| Parameter | Value | Unit |
|---|---|---|
| Advance force (theoretical) | — | N |
| Advance force (actual) | — | N |
| Retract force (actual) | — | N |
| Bore area | — | cm² |
| Rod-side area | — | cm² |
| Air/stroke — advance | — | NL |
| Air/stroke — retract | — | NL |
| Air/cycle (total) | — | NL |
| Total flow (all cylinders) | — | NL/min |
| Pipe velocity (approx.) | — | m/s |
| Pipe pressure drop | — | kPa |
Theory Notes
Cylinder forces:
$$F_{\text{adv}} = \frac{\pi}{4}D^2 \cdot P \cdot \eta, \quad F_{\text{ret}} = \frac{\pi}{4}(D^2 - d^2) \cdot P \cdot \eta$$Air consumption (standard conditions):
$$Q_{\text{std}} = \frac{P_{\text{abs}}}{P_{\text{atm}}} \cdot \frac{\pi}{4}D^2 \cdot L \quad \text{[NL/stroke]}$$Pressure drop (Darcy-Weisbach, compressible approx.):
$$\Delta P \approx f \cdot \frac{L}{d} \cdot \frac{\rho_{\text{actual}} \cdot v^2}{2}$$Engineer Dialogue — "Why does advance force differ from retract force?"
🧑🎓 "I calculated the forces on a double-acting cylinder and the advance and retract numbers came out different. Is that right?"
🎓 "Yes, that's correct. The rod extends from one end of the cylinder, so the retract side (rod side) has less effective area — it's the bore area minus the rod cross-section. Less area at the same pressure means less force."
🧑🎓 "How big is the difference typically?"
🎓 "For a typical ISO cylinder — bore 63 mm, rod 20 mm — the area ratio is (63²−20²)/63² ≈ 90%. So retract force is about 90% of advance force.

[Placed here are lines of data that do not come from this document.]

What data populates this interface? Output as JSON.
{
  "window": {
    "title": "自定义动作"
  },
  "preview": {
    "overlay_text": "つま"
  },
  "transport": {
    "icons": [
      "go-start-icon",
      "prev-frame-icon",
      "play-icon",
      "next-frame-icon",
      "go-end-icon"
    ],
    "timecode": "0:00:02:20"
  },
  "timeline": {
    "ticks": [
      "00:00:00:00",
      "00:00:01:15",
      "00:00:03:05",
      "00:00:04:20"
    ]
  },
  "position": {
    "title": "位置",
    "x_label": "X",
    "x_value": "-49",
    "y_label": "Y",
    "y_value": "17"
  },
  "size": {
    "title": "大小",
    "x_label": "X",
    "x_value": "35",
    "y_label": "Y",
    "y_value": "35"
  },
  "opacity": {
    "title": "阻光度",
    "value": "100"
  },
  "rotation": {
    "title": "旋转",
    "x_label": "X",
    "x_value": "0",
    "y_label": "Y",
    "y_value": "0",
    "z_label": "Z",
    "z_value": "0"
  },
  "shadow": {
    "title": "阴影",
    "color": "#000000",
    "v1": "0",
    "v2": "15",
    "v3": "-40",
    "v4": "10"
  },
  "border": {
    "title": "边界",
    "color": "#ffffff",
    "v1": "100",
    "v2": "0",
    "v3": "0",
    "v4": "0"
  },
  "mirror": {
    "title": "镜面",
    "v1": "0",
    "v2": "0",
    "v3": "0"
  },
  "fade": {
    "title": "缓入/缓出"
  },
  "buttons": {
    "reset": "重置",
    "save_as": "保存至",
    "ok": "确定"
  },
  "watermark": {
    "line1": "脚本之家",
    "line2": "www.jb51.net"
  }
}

But with a large rod (say bore 63 mm, rod 40 mm), the ratio drops to about 60%. That's why pneumatic presses that need equal force in both directions sometimes use double-rod cylinders."
🧑🎓 "What's the most common mistake when sizing a compressor for a production line?"
🎓 "Forgetting to account for simultaneity — not all cylinders actuate at the same instant. You also need to add a 1.5–2× safety margin for leakage, future expansion, and start-up surges. Many plants end up over-pressurizing their lines because the compressor is oversized, which wastes energy. Every 0.1 MPa reduction in line pressure saves roughly 6–8% in compressor energy."